Это, конечно же, образно выражаясь. На самом деле господин копиист в Петербурге не часто пользовался услугами извоза. Дело-то молодое, а расстояния, которые приходилось преодолевать, не так велики, чтобы не осилить их пешочком.
Иное дело – здесь. Тут он важная столичная птица. (Хоть и поменьше воробья будет, да не всем о том знать надобно.) Необходимо соответствовать статусу. А то через пару дней, глядишь, и перестанет кабатчик справляться о здоровье, а горничная забудет вовремя прибрать номер, а…
Так что добрых полчаса потратил, чтоб отыскать свободные сани. «Наверное, здешний люд столь прижимист да экономен, – сделал вывод Иван, – что полагает трату денег на поездки излишеством».
В то же время он не мог не отметить обилия частных экипажей и редкое радушие горожан: то одни, то другие сани останавливались возле него и ездок участливо спрашивал, не подвезти ль куда господина хорошего. Но всякий раз оказывалось, что им не по пути. Как только поэт называл место, куда ему желательно добраться, следовала какая-то единодушная реакция. Седок с плохо скрываемым испугом отшатывался и быстро бормотал, что ему совсем в другую сторону.
Когда наконец Барков высмотрел извозчика, то некоторое время не мог нанять его все по той же причине. Мужик не желал ехать к Покровской обители. Уперся, как бык, и точка. Далече, мол. Сани неисправные, могут и не выдержать. А сам этак косится, косится на Ивана с подозрением. И по глазам видно, что врет.
Странная, однако, репутация у святых сестер.
Насилу сторговались за пятиалтынный. Возница разом подобрел. Видать, деньги, по местным понятиям, были предостаточные. А что, ведь и сам Иван на пятнадцать копеек при желании мог бы день прожить. Без излишеств, понятное дело. Но на щи, калач, куриную ножку хватило бы да еще и осталось на чай с баранками.
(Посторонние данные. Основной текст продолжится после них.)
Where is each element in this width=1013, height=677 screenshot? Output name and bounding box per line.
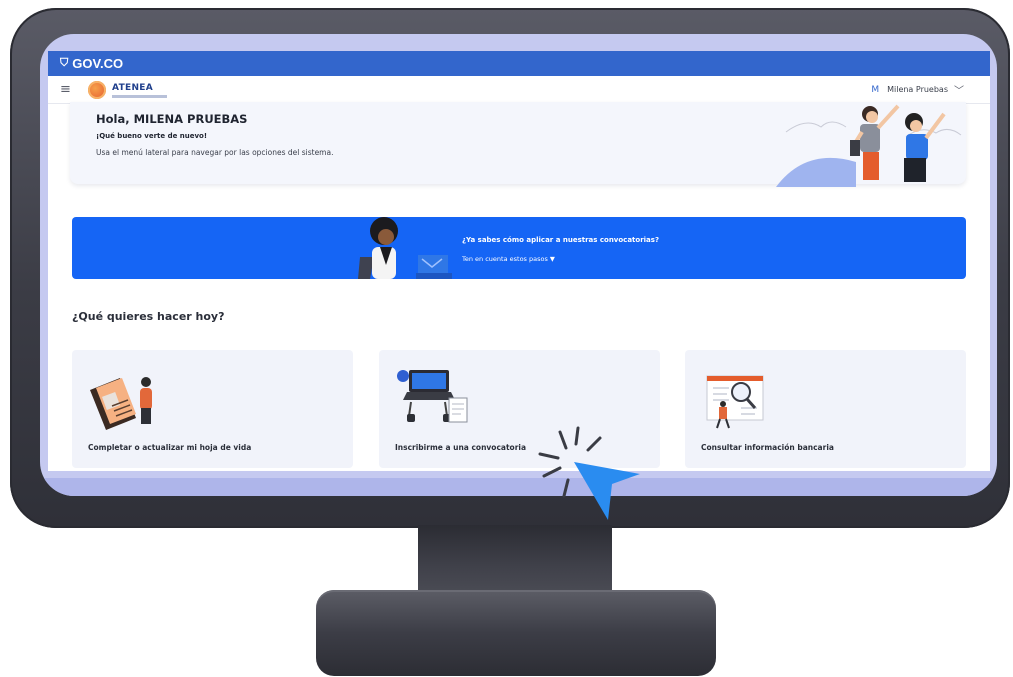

По пути попытался разговорить мужичка. Но тот предпочитал отмалчиваться. За разговоры деньги не плачены. Чего лишний раз по морозу языком молоть?
Но Ивана пробирало любопытство. Что-то творилось в Вологде непонятное, необъяснимое, заставлявшее народ беспокоиться.
– А правда ль, что в Горней обители пошесть какая-то объявилась? – докучал он вознице.
– Про то нам, барин, неведомо, – нелюбезно бурчал вологжанин. – О том пущай у докторов да у игуменьи с владыкой головы болят.
– А Варсонофий, каков он?
– Свят муж! – категорично заявил извозчик и даже вожжи натянул, будто угрожая тотчас же ссадить любопытного, коли не поверит сказанному.
Господин копиист понял, что многого он так не добьется, и решил не пугать мужика расспросами о змеях с крокодилами. Благо что и ехать, как оказалось, не далече – таки врал возница.
Вскоре поэт был высажен у мостка, ведущего к вратам, над которыми возвышалась небольшая церквушка из красного кирпича.
В обе стороны убегали такие же краснокирпичные стены высотою в две-две с половиной сажени. Иван зачем-то прикинул, что в нескольких местах стена чуть ниже и не совсем гладкая, с выступами, так что при необходимости ее можно без труда преодолеть. А зачем так подумалось, он и сам не мог ответить.